William Goodwin, III, married in September of 1928 to Ruth Kempton and they moved to Cambridge.  At about the same time, Isabel Sherwin’s son, Thomas Edwards Sherwin, joined her and his siblings at 169 Beacon.  He was a widower, his wife, Emily Louise (Blodgett) Sherwin, having died in 1923.

Edward Sherwin married in 1939 to Kathleen Crook, and they moved to Concord, where he was a printer.

Isabel Sherwin died in June of 1939.  Eleanor Goodwin, Thomas E. Sherwin, and Anne Sherwin continued to live at 169 Beacon until about 1946.
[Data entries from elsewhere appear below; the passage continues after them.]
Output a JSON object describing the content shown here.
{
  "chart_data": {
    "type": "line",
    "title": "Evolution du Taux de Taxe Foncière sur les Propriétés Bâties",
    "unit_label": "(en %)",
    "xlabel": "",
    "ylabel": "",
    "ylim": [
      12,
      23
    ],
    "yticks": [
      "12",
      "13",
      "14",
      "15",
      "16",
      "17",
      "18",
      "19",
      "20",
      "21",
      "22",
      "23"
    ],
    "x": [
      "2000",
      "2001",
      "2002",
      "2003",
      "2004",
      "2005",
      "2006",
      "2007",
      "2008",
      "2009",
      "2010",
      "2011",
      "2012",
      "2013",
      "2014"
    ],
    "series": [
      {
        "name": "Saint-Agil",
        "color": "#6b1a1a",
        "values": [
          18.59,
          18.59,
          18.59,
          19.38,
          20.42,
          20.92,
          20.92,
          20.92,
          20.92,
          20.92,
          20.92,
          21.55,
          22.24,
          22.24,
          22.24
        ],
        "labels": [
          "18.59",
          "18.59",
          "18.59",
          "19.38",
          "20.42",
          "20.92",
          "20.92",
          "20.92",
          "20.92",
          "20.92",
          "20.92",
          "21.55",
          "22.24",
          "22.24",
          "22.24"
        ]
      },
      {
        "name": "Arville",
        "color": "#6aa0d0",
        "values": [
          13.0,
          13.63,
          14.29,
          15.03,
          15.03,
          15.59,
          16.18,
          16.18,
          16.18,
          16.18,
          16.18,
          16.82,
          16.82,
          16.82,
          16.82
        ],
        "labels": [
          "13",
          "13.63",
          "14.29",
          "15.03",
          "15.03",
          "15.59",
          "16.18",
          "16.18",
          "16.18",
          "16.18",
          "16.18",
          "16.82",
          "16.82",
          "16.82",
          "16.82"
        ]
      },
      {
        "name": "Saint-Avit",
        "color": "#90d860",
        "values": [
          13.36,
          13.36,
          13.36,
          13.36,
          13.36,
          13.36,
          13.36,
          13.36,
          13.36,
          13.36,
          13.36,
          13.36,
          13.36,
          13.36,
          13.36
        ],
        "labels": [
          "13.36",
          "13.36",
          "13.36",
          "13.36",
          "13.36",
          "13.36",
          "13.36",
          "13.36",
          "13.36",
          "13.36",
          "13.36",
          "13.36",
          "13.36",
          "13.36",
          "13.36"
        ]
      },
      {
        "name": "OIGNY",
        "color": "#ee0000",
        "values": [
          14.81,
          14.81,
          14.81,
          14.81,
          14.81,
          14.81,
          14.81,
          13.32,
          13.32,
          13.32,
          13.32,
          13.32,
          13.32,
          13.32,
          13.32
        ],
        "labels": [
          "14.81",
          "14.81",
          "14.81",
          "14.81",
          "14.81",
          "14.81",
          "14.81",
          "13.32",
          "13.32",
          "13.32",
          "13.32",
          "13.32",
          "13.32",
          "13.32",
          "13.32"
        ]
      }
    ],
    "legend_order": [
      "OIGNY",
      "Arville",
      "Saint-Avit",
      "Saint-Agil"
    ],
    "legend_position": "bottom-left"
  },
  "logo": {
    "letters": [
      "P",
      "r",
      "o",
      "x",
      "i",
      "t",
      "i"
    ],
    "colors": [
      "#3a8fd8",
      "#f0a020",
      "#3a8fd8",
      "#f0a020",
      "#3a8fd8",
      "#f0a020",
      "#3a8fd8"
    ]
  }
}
On March 3, 1947, 169 Beacon was purchased from Eleanor Goodwin and Isabel Sherwin’s estate by Michael (Max) Lilly, a partner in the Lilly Construction Company with his father, Harry Lilly, and brother, David Lilly. Michael Lilly and his wife, Goldie Gertrude (Karess) Lilly, lived at 215 Newbury.

169 Beacon was shown as vacant in the 1947 City Directory, and by 1948 had been converted into apartments.

The property changed hands and on November 27, 1956, was acquired by Beacon View Realty Incorporated. In August of 1958, it acquired 171 Beacon.

On December 31, 1965, John V. Kunigenas, treasurer of Beacon View Realty Incorporated, transferred 169 Beacon to himself. On the same day, he transferred 171 Beacon to himself and his brothers, Robert P. Kunigenas and Michael C. Kunigenas, Jr.

On August 22, 1979, 169 Beacon and 171 Beacon were purchased from John Kunigenas by the Broderick Development Corporation (Frank H. McCourt, Jr., president).  On the same day, it also purchased 136 Beacon, 138 Beacon,  and 119 Marlborough.

On May 30, 1980, Jane S. White, trustee, purchased 169-171 Beacon from the Broderick Development Corporation. On December 29, 1983, she converted the two buildings into twenty-four condominium units (twelve units in each building), the Beacon Associates Condominium.